NEW YORK – Oil prices settled slightly lower on Friday but recorded a weekly gain as Middle East tensions and disruptions to oil output offset concerns about the Chinese and global economies.
Brent futures settled 54 cents lower at $78.56 a barrel. U.S. West Texas Intermediate crude fell 67 cents to settle at $73.41.
For the week, Brent gained about 0.5% while the U.S. benchmark rose over 1%.
In China, slower-than-expected economic growth in the fourth quarter raised doubts about forecasts that demand there will drive global oil growth in 2024.
“The Chinese equity market this week dropped to near a five-year low,” said Bob Yawger, director of energy futures at Mizuho Bank. The indication for weaker demand drove crude prices down on Friday.
In the Middle East, geopolitical risks supported prices for the week.
On Friday, tensions escalated in Gaza as Israeli forces pushed south against Hamas militants, while earlier in the week, the U.S. launched new strikes against Houthi anti-ship missiles aimed at the Red Sea.
Although conflict in the Middle East has not shut any oil production, supply outages continued in Libya.
In the U.S., about 30% of oil output in North Dakota, the country’s third largest producing state, remained shut due to extreme cold, the state’s pipeline authority said on Friday.
Output had been cut by some 700,000 bpd, or more than half, midweek.
It could take a month for production to return to normal levels, the state regulator said on Friday.
“Supply disruptions remain an upside risk but there are downside risks too, including the global economy,” Craig Erlam, analyst at brokerage OANDA, said.
Meanwhile, the number of oil rigs operating in the U.S., an early indictor of production, fell by two to 497 this week, Baker Hughes said on Friday.
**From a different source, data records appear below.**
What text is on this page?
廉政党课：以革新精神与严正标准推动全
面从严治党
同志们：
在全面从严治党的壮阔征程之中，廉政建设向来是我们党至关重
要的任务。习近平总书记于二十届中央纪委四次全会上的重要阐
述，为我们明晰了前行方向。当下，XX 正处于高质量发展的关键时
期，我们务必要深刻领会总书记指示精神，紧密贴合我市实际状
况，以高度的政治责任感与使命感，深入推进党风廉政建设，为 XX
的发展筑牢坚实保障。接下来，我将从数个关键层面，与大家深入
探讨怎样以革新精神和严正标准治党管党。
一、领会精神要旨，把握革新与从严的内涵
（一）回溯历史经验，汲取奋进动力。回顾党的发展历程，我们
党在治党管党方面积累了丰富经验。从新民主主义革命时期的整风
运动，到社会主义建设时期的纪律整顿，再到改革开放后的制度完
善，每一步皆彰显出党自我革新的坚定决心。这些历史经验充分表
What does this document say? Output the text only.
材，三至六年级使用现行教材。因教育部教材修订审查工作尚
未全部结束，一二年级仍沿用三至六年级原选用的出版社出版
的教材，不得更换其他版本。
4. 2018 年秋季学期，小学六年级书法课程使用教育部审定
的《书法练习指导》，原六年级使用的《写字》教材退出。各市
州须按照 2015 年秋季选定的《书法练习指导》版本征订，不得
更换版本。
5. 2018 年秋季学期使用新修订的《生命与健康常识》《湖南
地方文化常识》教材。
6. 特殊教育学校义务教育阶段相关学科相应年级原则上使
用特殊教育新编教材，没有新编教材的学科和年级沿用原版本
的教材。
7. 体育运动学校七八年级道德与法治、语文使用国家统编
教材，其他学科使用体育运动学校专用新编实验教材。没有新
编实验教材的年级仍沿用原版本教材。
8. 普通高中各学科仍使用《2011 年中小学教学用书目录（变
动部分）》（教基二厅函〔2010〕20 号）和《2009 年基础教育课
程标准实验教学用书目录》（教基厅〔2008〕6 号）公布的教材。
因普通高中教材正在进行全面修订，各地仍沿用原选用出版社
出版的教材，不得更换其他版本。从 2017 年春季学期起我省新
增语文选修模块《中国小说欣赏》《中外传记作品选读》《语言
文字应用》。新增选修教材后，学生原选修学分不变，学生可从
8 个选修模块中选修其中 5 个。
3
The International Energy Agency this week raised its 2024 global demand forecast, but its projection is half that of producer group OPEC. The Paris-based agency also said that – barring significant disruptions to flows – the market looked reasonably well supplied in 2024.
“The forecast for global oil demand growth remains unclear, with stakeholders and research institutions providing widely differing projections,” analyst Bjarne Schieldrop of SEB said.
The premium of the first-month Brent contract to the six-month contract rose to as much as $2.15 a barrel on Friday, the highest since November. This structure, called backwardation, indicates a perception of tighter supply for prompt delivery.
Money managers cut their net long U.S. crude futures and options positions in the week to Jan. 16, the U.S. Commodity Futures Trading Commission (CFTC) said on Friday.